Pruzinsky is a heart-stoppingly frank writer whose words never feel retiring or vague. One passing of “Hurting”: “You’re so used to hurting / That it doesn’t feel wrong / I’m so used to hurting too… I’m so used to hurting you.” No Glory walks the tightrope between being admirably free of vanity and self-flagellation with grace. There is regret and admonishment in songs such as “Like Mist” that never tip over into begging for forgiveness. The only punishing thing about making the album, it seems, was the lack of running water in the upstate New York cabin in which it was made.
Adrianne Lenker is perhaps the most immediate reference point for Pruzinsky’s handspun and raw songwriting style. No Glory also feels in conversation with artists such as Lomelda and Florist who push folk music into more ambient directions. “Dark Sun” is a sparse song filled with air, a moment for Pruzinsky to let the music breathe and to relieve the pressure of the heaviness elsewhere.

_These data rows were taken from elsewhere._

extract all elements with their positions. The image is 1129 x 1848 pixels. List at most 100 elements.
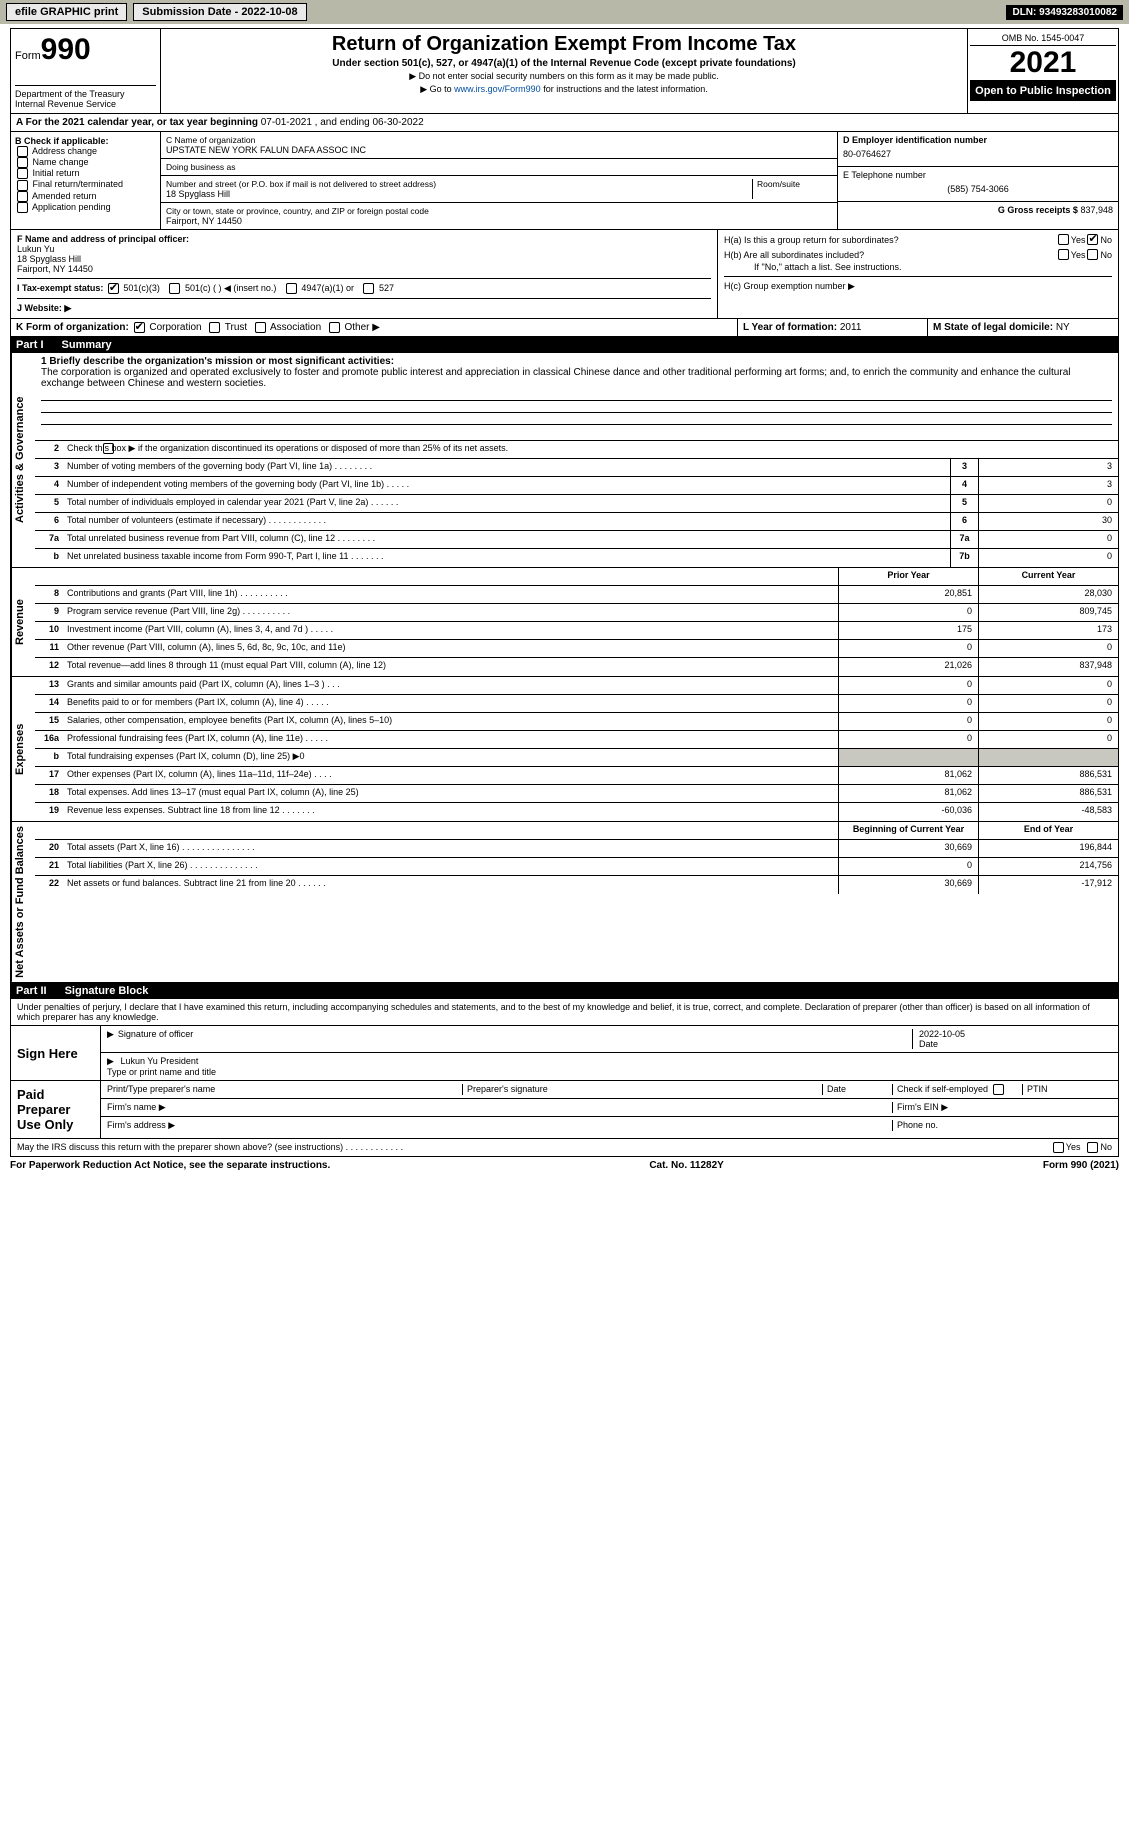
- chk-address[interactable]: [17, 146, 28, 157]
- chk-527[interactable]: [363, 283, 374, 294]
- form-title-box: Return of Organization Exempt From Incom…: [161, 29, 968, 113]
- irs-link[interactable]: www.irs.gov/Form990: [454, 84, 541, 94]
- omb: OMB No. 1545-0047: [970, 31, 1116, 46]
- topbar: efile GRAPHIC print Submission Date - 20…: [0, 0, 1129, 24]
- i-501c3: 501(c)(3): [123, 283, 160, 293]
- part2-bar: Part II Signature Block: [10, 983, 1119, 999]
- chk-ha-yes[interactable]: [1058, 234, 1069, 245]
- firm-ein: Firm's EIN ▶: [892, 1102, 1112, 1113]
- opt-name: Name change: [33, 157, 89, 167]
- k-label: K Form of organization:: [16, 322, 129, 333]
- chk-initial[interactable]: [17, 168, 28, 179]
- table-row: 6Total number of volunteers (estimate if…: [35, 513, 1118, 531]
- firm-addr: Firm's address ▶: [107, 1120, 892, 1131]
- may-irs-text: May the IRS discuss this return with the…: [17, 1142, 1051, 1153]
- org-name: UPSTATE NEW YORK FALUN DAFA ASSOC INC: [166, 145, 832, 155]
- pt-ptin: PTIN: [1022, 1084, 1112, 1095]
- row-a-text: A For the 2021 calendar year, or tax yea…: [11, 114, 1118, 131]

Standing next to the stricken admissions of guilt are a collection of songs softly blinking in the morning light. “Dawn” quietly revels in the discovery of a new bond, though Pruzinsky still laces their pillow talk with small nips of self-loathing. “I have a talent for anger / And I’m jealous when I care” they admit as they test the boundaries of trust. “I Keep Changing,” however, is the stand-out moment of No Glory. It marks a notable increase in the pace of the album, with percussion and an electric guitar pulsing throughout and driving Pruzinsky’s celebration of physical pain as a sign of growth. “It’s so precious to be worn,” they sing with aching joints and a mouth full of blood. No Glory understands how experience can be bruising while accurately capturing the desire for something new, no matter how much carnage it leaves behind.